De acordo com o levantamento, Mato Grosso conta com 11,99 profissionais distribuídos nas unidades especializadas para cada grupo de 100 mil mulheres. O índice é superior à média brasileira, fixada em 5,67 profissionais na mesma proporção.
Apesar da disponibilidade de recursos humanos registrada em 2025, ano base do estudo divulgado, o estado operava com as unidades fechadas durante a noite, finais de semana e feriados. Apenas a partir de maio de 2026, com a inauguração da unidade de Várzea Grande é que o estado passou a contar com sua primeira unidade 24 horas.
Cenário nacional
A restrição de horários presente em Mato Grosso acompanha a tendência dos dados nacionais. O diagnóstico mostra que 80% das unidades especializadas no Brasil não funcionam em regime de 24 horas.
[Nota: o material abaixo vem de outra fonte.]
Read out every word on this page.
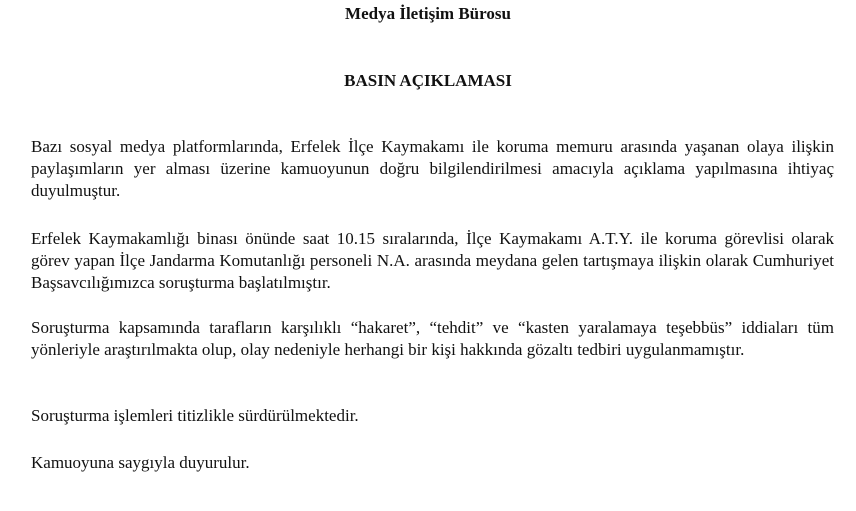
Medya İletişim Bürosu
BASIN AÇIKLAMASI

Bazı sosyal medya platformlarında, Erfelek İlçe Kaymakamı ile koruma memuru arasında yaşanan olaya ilişkin paylaşımların yer alması üzerine kamuoyunun doğru bilgilendirilmesi amacıyla açıklama yapılmasına ihtiyaç duyulmuştur.

Erfelek Kaymakamlığı binası önünde saat 10.15 sıralarında, İlçe Kaymakamı A.T.Y. ile koruma görevlisi olarak görev yapan İlçe Jandarma Komutanlığı personeli N.A. arasında meydana gelen tartışmaya ilişkin olarak Cumhuriyet Başsavcılığımızca soruşturma başlatılmıştır.

Soruşturma kapsamında tarafların karşılıklı “hakaret”, “tehdit” ve “kasten yaralamaya teşebbüs” iddiaları tüm yönleriyle araştırılmakta olup, olay nedeniyle herhangi bir kişi hakkında gözaltı tedbiri uygulanmamıştır.

Soruşturma işlemleri titizlikle sürdürülmektedir.

Kamuoyuna saygıyla duyurulur.
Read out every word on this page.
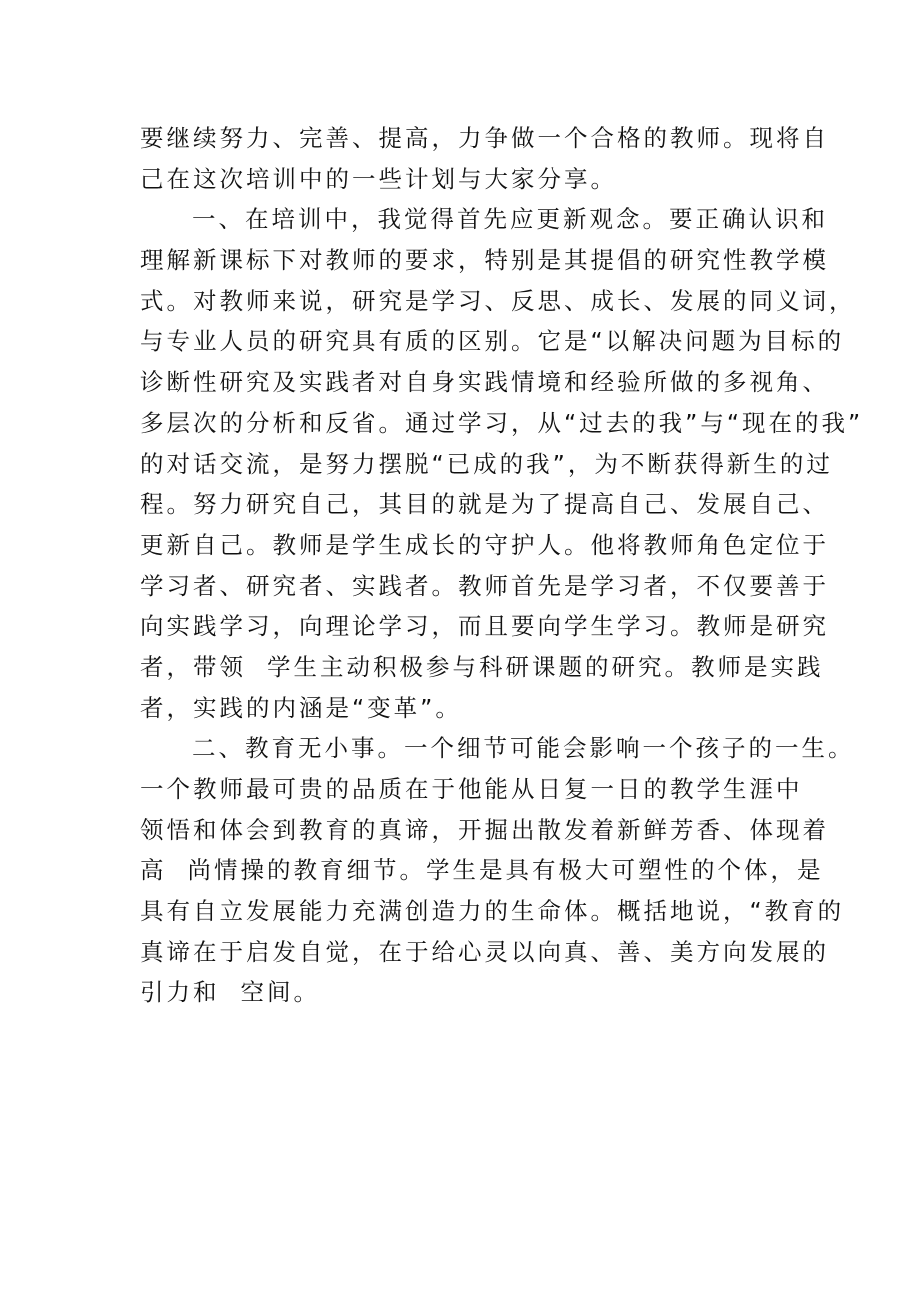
要继续努力、完善、提高，力争做一个合格的教师。现将自
己在这次培训中的一些计划与大家分享。
一、在培训中，我觉得首先应更新观念。要正确认识和
理解新课标下对教师的要求，特别是其提倡的研究性教学模
式。对教师来说，研究是学习、反思、成长、发展的同义词，
与专业人员的研究具有质的区别。它是“以解决问题为目标的
诊断性研究及实践者对自身实践情境和经验所做的多视角、
多层次的分析和反省。通过学习，从“过去的我”与“现在的我”
的对话交流，是努力摆脱“已成的我”，为不断获得新生的过
程。努力研究自己，其目的就是为了提高自己、发展自己、
更新自己。教师是学生成长的守护人。他将教师角色定位于
学习者、研究者、实践者。教师首先是学习者，不仅要善于
向实践学习，向理论学习，而且要向学生学习。教师是研究
者，带领  学生主动积极参与科研课题的研究。教师是实践
者，实践的内涵是“变革”。
二、教育无小事。一个细节可能会影响一个孩子的一生。
一个教师最可贵的品质在于他能从日复一日的教学生涯中
领悟和体会到教育的真谛，开掘出散发着新鲜芳香、体现着
高  尚情操的教育细节。学生是具有极大可塑性的个体，是
具有自立发展能力充满创造力的生命体。概括地说，“教育的
真谛在于启发自觉，在于给心灵以向真、善、美方向发展的
引力和  空间。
A ausência de plantões ininterruptos vai de encontro à Lei Federal nº 14.541, sancionada em abril de 2023. A legislação determina que as Delegacias Especializadas de Atendimento à Mulher devem funcionar todos os dias da semana, de forma contínua, para garantir o acolhimento imediato.
Na ausência dos plantões especializados, os registros de ocorrência no estado eram direcionados às Centrais de Flagrantes comuns, dividindo o espaço com outras tipificações criminais.
Unidades mistas e acúmulo de funções
O levantamento revela ainda que 87,5% das delegacias que integram a rede de proteção no estado operam como unidades mistas. Isso significa que o efetivo não é exclusivo para violência de gênero, acumulando o atendimento a mulheres com a recepção de ocorrências envolvendo crianças e idosos.